Der wahre Grund für den Mauerfall: Egon Krenz' Fehler statt Schabowskis Irrtum
Die Nacht vom 9. zum 10. November 1989 markiert einen der bedeutendsten Momente der deutschen Geschichte: Die Grenze der DDR zur BRD wurde geöffnet. Millionen DDR-Bürger strömten in den Westen, was die neue SED-Führung nicht beabsichtigt hatte. Historische Dokumente und Vorgänge, die von Historikern ausgewertet wurden, werfen ein neues Licht auf die Ereignisse und zeigen, wer tatsächlich verantwortlich war.
Der Mythos um Schabowski
Lange Zeit galt der scheinbar ahnungslose Günter Schabowski als derjenige, der durch seine Aussagen auf einer Pressekonferenz die ungeplante Grenzöffnung herbeiführte. Doch der Historiker Herrmann Wentker widersprach dieser Darstellung bereits 2019. Er erklärte, dass der eigentliche Fehler beim SED-Generalsekretär Egon Krenz lag, der nicht wie geplant mit der Bekanntgabe der Reiseverordnung bis zum nächsten Tag wartete.
Die Rolle von Krenz
Die Chronik des Historikers Hans-Hermann Hertle, die 2020 veröffentlicht wurde, bestätigt Wentkers Aussagen. Hertle hat umfangreiche Erkenntnisse aus Gesprächen mit Beteiligten, Dokumenten und Literatur zusammengetragen. Diese zeichnen ein klares Bild: Krenz spielte eine zentrale Rolle bei der Entstehung der Reiseverordnung, die zur Grenzöffnung führte.

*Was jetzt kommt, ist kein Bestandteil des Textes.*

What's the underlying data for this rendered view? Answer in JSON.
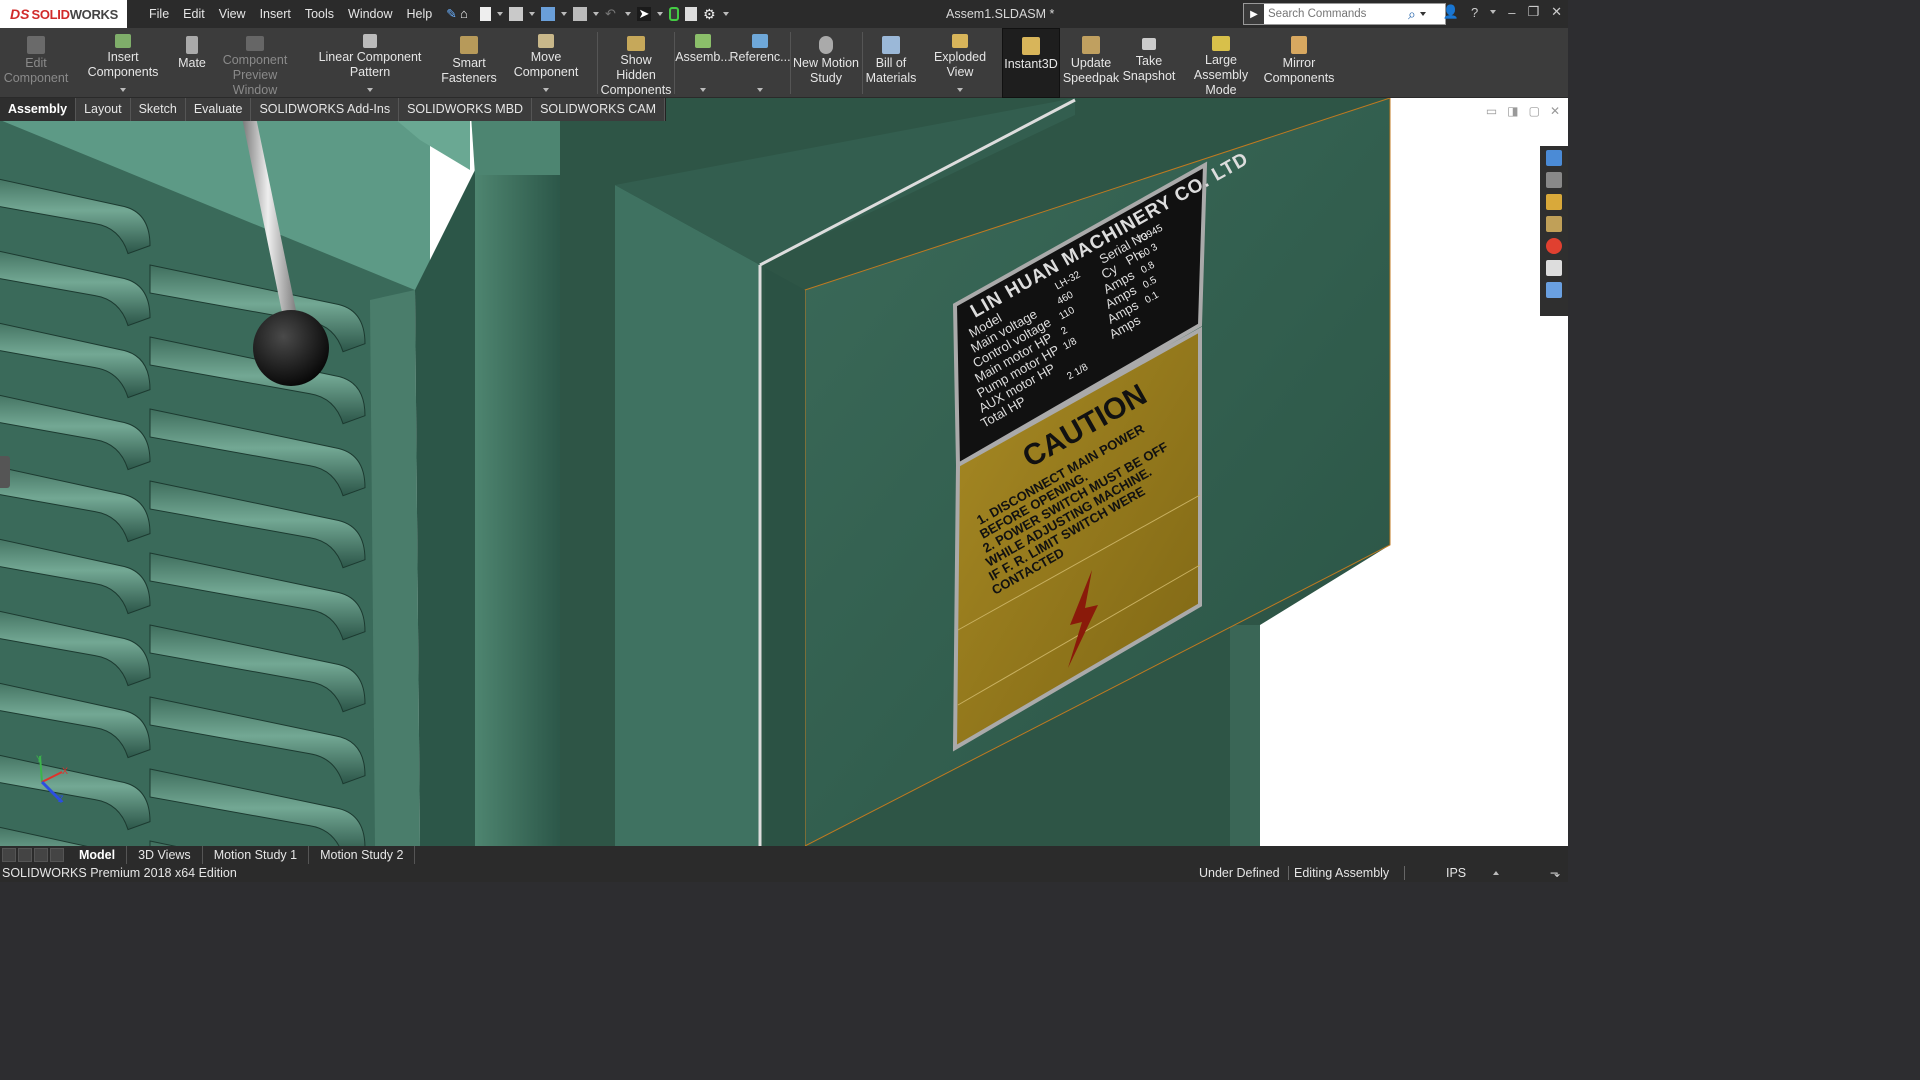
{
  "app": {
    "logo_ds": "DS",
    "logo_solid": "SOLID",
    "logo_works": "WORKS",
    "document_title": "Assem1.SLDASM *"
  },
  "menu": [
    "File",
    "Edit",
    "View",
    "Insert",
    "Tools",
    "Window",
    "Help"
  ],
  "search": {
    "placeholder": "Search Commands"
  },
  "ribbon": {
    "edit_component": "Edit\nComponent",
    "insert_components": "Insert Components",
    "mate": "Mate",
    "component_preview": "Component\nPreview Window",
    "linear_pattern": "Linear Component Pattern",
    "smart_fasteners": "Smart\nFasteners",
    "move_component": "Move Component",
    "show_hidden": "Show Hidden\nComponents",
    "assembly_features": "Assemb...",
    "reference_geometry": "Referenc...",
    "new_motion_study": "New Motion\nStudy",
    "bill_of_materials": "Bill of\nMaterials",
    "exploded_view": "Exploded View",
    "instant3d": "Instant3D",
    "update_speedpak": "Update\nSpeedpak",
    "take_snapshot": "Take\nSnapshot",
    "large_assembly_mode": "Large Assembly\nMode",
    "mirror_components": "Mirror\nComponents"
  },
  "tabs": [
    "Assembly",
    "Layout",
    "Sketch",
    "Evaluate",
    "SOLIDWORKS Add-Ins",
    "SOLIDWORKS MBD",
    "SOLIDWORKS CAM"
  ],
  "nameplate": {
    "company": "LIN HUAN MACHINERY CO. LTD",
    "rows": [
      {
        "label": "Model",
        "value": "LH-32",
        "label2": "Serial No",
        "value2": "73945"
      },
      {
        "label": "Main voltage",
        "value": "460",
        "label2": "Cy",
        "value2": "60",
        "label3": "Ph",
        "value3": "3"
      },
      {
        "label": "Control voltage",
        "value": "110",
        "label2": "Amps",
        "value2": "0.8"
      },
      {
        "label": "Main motor HP",
        "value": "2",
        "label2": "Amps",
        "value2": "0.5"
      },
      {
        "label": "Pump motor HP",
        "value": "1/8",
        "label2": "Amps",
        "value2": "0.1"
      },
      {
        "label": "AUX motor HP",
        "value": "",
        "label2": "Amps",
        "value2": ""
      },
      {
        "label": "Total HP",
        "value": "2 1/8",
        "label2": "",
        "value2": ""
      }
    ],
    "caution_title": "CAUTION",
    "caution_lines": [
      "1. DISCONNECT MAIN POWER",
      "BEFORE OPENING.",
      "2. POWER SWITCH MUST BE OFF",
      "WHILE ADJUSTING MACHINE.",
      "IF F. R. LIMIT SWITCH WERE",
      "CONTACTED"
    ]
  },
  "triad": {
    "x": "X",
    "y": "Y",
    "z": "Z"
  },
  "bottom_tabs": [
    "Model",
    "3D Views",
    "Motion Study 1",
    "Motion Study 2"
  ],
  "status": {
    "edition": "SOLIDWORKS Premium 2018 x64 Edition",
    "definition": "Under Defined",
    "mode": "Editing Assembly",
    "units": "IPS"
  },
  "colors": {
    "brand_red": "#d12a2a",
    "panel_green": "#2f5b4b",
    "plate_black": "#111111",
    "caution_yellow": "#9a7e1c",
    "ui_dark": "#2b2b2b"
  }
}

Fehlende Initiativen und Druck von außen
Bereits Monate vor dem Mauerfall hatte das SED-Politbüro über die Ausgabe von Reisepässen diskutiert. Doch Krenz entwickelte keine Initiativen, um das Problem zu lösen. Der Druck seitens der ČSSR-Führung und der massenhaften Besetzungen der BRD-Botschaft in Prag durch DDR-Bürger im Sommer und Herbst 1989 verschärfte die Situation. Prag forderte Anfang November ultimativ eine Regelung, damit DDR-Bürger nicht mehr über die tschechoslowakische Grenze zur Bundesrepublik ausreisen mussten.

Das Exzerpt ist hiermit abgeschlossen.